House Budget chairman warns provision may not survive parliamentarian ruling, however

Rep. John Yarmuth, D-Ky., arrives for a meeting of the House Democratic Caucus in the Capitol on Wednesday, December 4, 2019.
Rep. John Yarmuth, D-Ky., arrives for a meeting of the House Democratic Caucus in the Capitol on Wednesday, December 4, 2019. (Tom Williams/CQ Roll Call file photo)

Raising the federal minimum wage through the budget reconciliation process would be a “stretch,” but House Democrats plan to try it anyway, Budget Chairman John Yarmuth said Monday.

Even as the Biden administration tries to negotiate a bipartisan COVID-19 relief package, Democrats are laying the groundwork to use a procedure known as reconciliation, which would allow for Senate passage by a simple majority vote without Republican support. Biden’s package would include a provision to more than double the minimum wage to $15 an hour.

Yarmuth told CNN the provision could run afoul of the Senate’s so-called Byrd rule, which restricts the use of reconciliation. The rule requires that legislation passed under that procedure must affect spending or revenue and have a budgetary impact that is not “merely incidental” to any policy change.

[Restaurant owners feel burnt by minimum wage push, lack of direct COVID-19 relief]

Whether a boost in the minimum wage would meet that criteria remains an open question, but Yarmuth expressed doubt Monday that such a strategy would work. “To be very candid with you, I think that’s a stretch,” the Kentucky Democrat told CNN.

But he said House Democrats still planned to include a minimum wage increase in any reconciliation instructions that are prepared for a COVID-19 aid package. “Eventually that decision is made by the parliamentarian, so we’ll see,” Yarmuth said.

Bill Dauster, a leading authority on federal budget law and Senate rules, has argued that a minimum wage increase could in fact be passed through reconciliation, which avoids the requirement of amassing 60 votes in the Senate.

Dauster, who served as deputy chief of staff to former Senate Majority Leader Harry Reid, D-Nev., among other top positions for Senate Democrats during his career, said in a guest op-ed column for CQ Roll Call that a minimum wage boost has enough budgetary impact to be considered under the Byrd rule.
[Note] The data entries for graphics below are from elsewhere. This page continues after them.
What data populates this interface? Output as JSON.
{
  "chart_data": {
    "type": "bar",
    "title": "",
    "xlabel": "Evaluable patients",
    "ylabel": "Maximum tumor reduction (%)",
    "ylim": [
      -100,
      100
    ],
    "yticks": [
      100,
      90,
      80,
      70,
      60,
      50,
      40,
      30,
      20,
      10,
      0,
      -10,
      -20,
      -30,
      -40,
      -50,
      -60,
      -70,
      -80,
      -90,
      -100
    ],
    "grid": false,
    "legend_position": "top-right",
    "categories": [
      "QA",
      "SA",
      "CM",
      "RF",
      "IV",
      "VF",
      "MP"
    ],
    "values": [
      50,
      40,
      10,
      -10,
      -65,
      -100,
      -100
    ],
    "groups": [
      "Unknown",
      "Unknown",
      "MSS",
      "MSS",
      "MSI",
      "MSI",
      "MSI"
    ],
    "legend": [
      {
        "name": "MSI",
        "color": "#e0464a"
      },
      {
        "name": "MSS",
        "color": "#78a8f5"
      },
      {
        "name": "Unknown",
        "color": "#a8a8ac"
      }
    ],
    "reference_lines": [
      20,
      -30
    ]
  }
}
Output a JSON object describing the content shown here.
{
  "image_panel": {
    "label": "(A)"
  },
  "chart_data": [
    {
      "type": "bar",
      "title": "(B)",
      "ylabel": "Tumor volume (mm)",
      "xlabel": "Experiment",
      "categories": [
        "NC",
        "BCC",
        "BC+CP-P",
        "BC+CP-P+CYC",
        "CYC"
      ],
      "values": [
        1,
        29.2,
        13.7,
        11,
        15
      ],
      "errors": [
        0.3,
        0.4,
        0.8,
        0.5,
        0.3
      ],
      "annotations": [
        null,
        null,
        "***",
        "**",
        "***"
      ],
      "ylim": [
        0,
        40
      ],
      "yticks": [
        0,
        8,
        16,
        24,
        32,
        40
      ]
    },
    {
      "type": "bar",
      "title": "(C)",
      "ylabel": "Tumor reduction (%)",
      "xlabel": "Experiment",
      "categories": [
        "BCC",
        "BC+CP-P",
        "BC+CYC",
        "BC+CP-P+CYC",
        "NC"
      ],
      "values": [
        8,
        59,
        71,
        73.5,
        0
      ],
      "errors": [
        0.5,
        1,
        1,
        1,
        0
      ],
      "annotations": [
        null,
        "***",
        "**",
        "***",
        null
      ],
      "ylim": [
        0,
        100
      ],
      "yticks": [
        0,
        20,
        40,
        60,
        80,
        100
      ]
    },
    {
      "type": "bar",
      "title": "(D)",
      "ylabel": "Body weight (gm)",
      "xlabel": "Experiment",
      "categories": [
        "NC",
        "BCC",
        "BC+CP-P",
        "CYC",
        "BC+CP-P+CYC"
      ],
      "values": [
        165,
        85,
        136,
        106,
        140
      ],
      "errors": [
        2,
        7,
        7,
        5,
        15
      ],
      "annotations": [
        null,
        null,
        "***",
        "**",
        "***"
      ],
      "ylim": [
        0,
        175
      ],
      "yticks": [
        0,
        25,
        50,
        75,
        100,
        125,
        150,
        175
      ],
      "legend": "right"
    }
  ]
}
And even if the parliamentarian rules against the effort, Dauster wrote, the presiding officer of the Senate could choose to overrule that conclusion.

[Top budget expert makes case for minimum wage in reconciliation]

Biden made a minimum wage increase a central policy component of his pandemic relief plan, saying anyone working 40 hours a week at an hourly wage lower than $15 is “living in poverty.” Republicans have argued boosting the minimum wage has nothing to do with the pandemic and would cost jobs.

A group of top House and Senate Democrats are planning to introduce separate legislation Tuesday to raise the federal minimum wage to $15 an hour by 2025, while gradually eliminating the lower minimum for tipped workers.

The House passed a similar bill in 2019 on a 231-199 vote. Six Democrats at the time voted against the measure, including four who lost their reelection bids in November and one more — Anthony Brindisi of New York — who’s narrowly trailing in a race that’s still being litigated. Three Republicans crossed the aisle to vote for it, including one, Francis Rooney of Florida, who didn’t run for reelection in 2020.

The Congressional Budget Office found that a minimum wage increase would have mixed effects. In a 2019 report, it said raising the federal minimum to $15 by 2025 would boost the wages of 17 million workers and lift 1.3 million out of poverty. But it also said 1.3 million other workers would become jobless, under a midrange estimate.

Yarmuth also said the upcoming Senate trial for former President Donald Trump would not interfere with House plans to move ahead with pandemic relief legislation. But he said it was unlikely the Senate would be able to act on it before the trial is scheduled to begin on Feb. 9.

“I think it would be great if the Senate could act on this before the impeachment trial begins,” he told CNN. “Realistically, that gives them about a week and a half now to get that done, which probably won’t happen.”